In the event that a Nicaraguan living in a community such as El Cañon has all of this, different issues often arise when it comes time to care for and sell the crops. For example, the poor farmer may generally know how to care for his crops, but he may not have the knowledge to maximize his production due to limited education. Another potential issue is access to water, one of the key environmental factors in farming. As a country with a dry and a rainy season, Nicaraguan farmers count on a good rainy season as they cannot afford to dig a well or install irrigation. If the rainy season is bad, they tend to lose their crops.

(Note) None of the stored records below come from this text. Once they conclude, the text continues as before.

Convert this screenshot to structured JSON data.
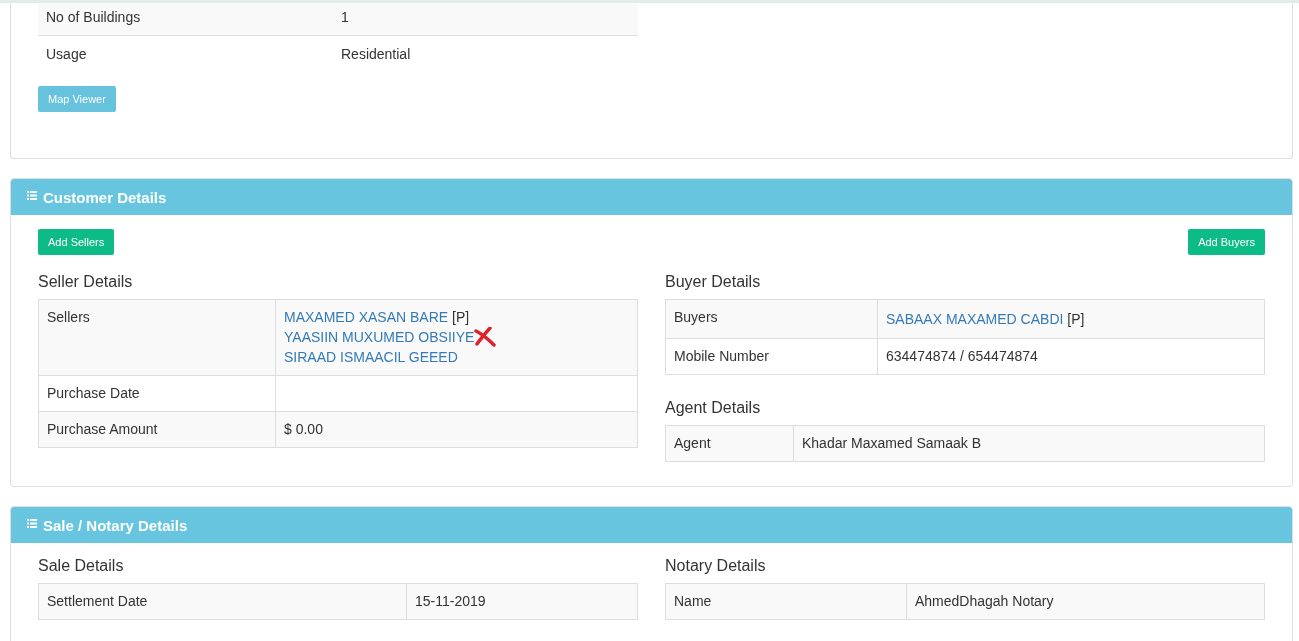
{
  "property_panel": {
    "rows": [
      {
        "label": "No of Buildings",
        "value": "1"
      },
      {
        "label": "Usage",
        "value": "Residential"
      }
    ],
    "map_button": "Map Viewer"
  },
  "customer_panel": {
    "title": "Customer Details",
    "add_sellers": "Add Sellers",
    "add_buyers": "Add Buyers",
    "seller_details": {
      "heading": "Seller Details",
      "sellers_label": "Sellers",
      "sellers": [
        {
          "name": "MAXAMED XASAN BARE",
          "tag": "[P]",
          "crossed": false
        },
        {
          "name": "YAASIIN MUXUMED OBSIIYE",
          "crossed": true
        },
        {
          "name": "SIRAAD ISMAACIL GEEED",
          "crossed": false
        }
      ],
      "rows": [
        {
          "label": "Purchase Date",
          "value": ""
        },
        {
          "label": "Purchase Amount",
          "value": "$ 0.00"
        }
      ]
    },
    "buyer_details": {
      "heading": "Buyer Details",
      "buyers_label": "Buyers",
      "buyers": [
        {
          "name": "SABAAX MAXAMED CABDI",
          "tag": "[P]"
        }
      ],
      "rows": [
        {
          "label": "Mobile Number",
          "value": "634474874 / 654474874"
        }
      ]
    },
    "agent_details": {
      "heading": "Agent Details",
      "rows": [
        {
          "label": "Agent",
          "value": "Khadar Maxamed Samaak B"
        }
      ]
    }
  },
  "sale_panel": {
    "title": "Sale / Notary Details",
    "sale_details": {
      "heading": "Sale Details",
      "rows": [
        {
          "label": "Settlement Date",
          "value": "15-11-2019"
        }
      ]
    },
    "notary_details": {
      "heading": "Notary Details",
      "rows": [
        {
          "label": "Name",
          "value": "AhmedDhagah Notary"
        }
      ]
    }
  }
}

Selling their crops can also be a problem for poor Nicaraguan farmers. This might be because they do not have access to a local market due to limited transportation or poor infrastructure. Additionally, the farmer may not be an expert in marketing his or her product, leading to limited sales and low selling prices. Another market issue common in countries such as Nicaragua is the monopolization of markets by wealthy farmers and middlemen. This can lead to artificially low selling prices for small farmers or the need to sell to a middleman that takes advantage of all of the other complicating factors. This middleman purchases the product for sometimes less than it took the farmer to grow it. While it does not make sense for farmers to sell their products at such low prices, they do not have much of a choice as it is often a life or death proposition for them and their families.

When all of these tangible barriers are overcome, another issue exists. Money management is a real problem in all corners of the globe. However, in places with rampant poverty, budgeting and saving are very foreign concepts for obvious reasons. To say it another way, if you are not sure where your next meal is coming from, why would you worry about the next day, or month, or year. When this is introduced into a business environment such as such as small farms there are dire consequences. Without budgeting and saving for the next crop, it is almost impossible for a small farmer to build a sustainable business for the long term. This is even more true when an unexpected event occurs such as an illness in the family. If budgeting and saving are not being employed, this unexpected event can easily put a small farmer, or any other small business for that matter, out of business in poverty stricken areas. Unfortunately, this is a common story in places like Nicaragua.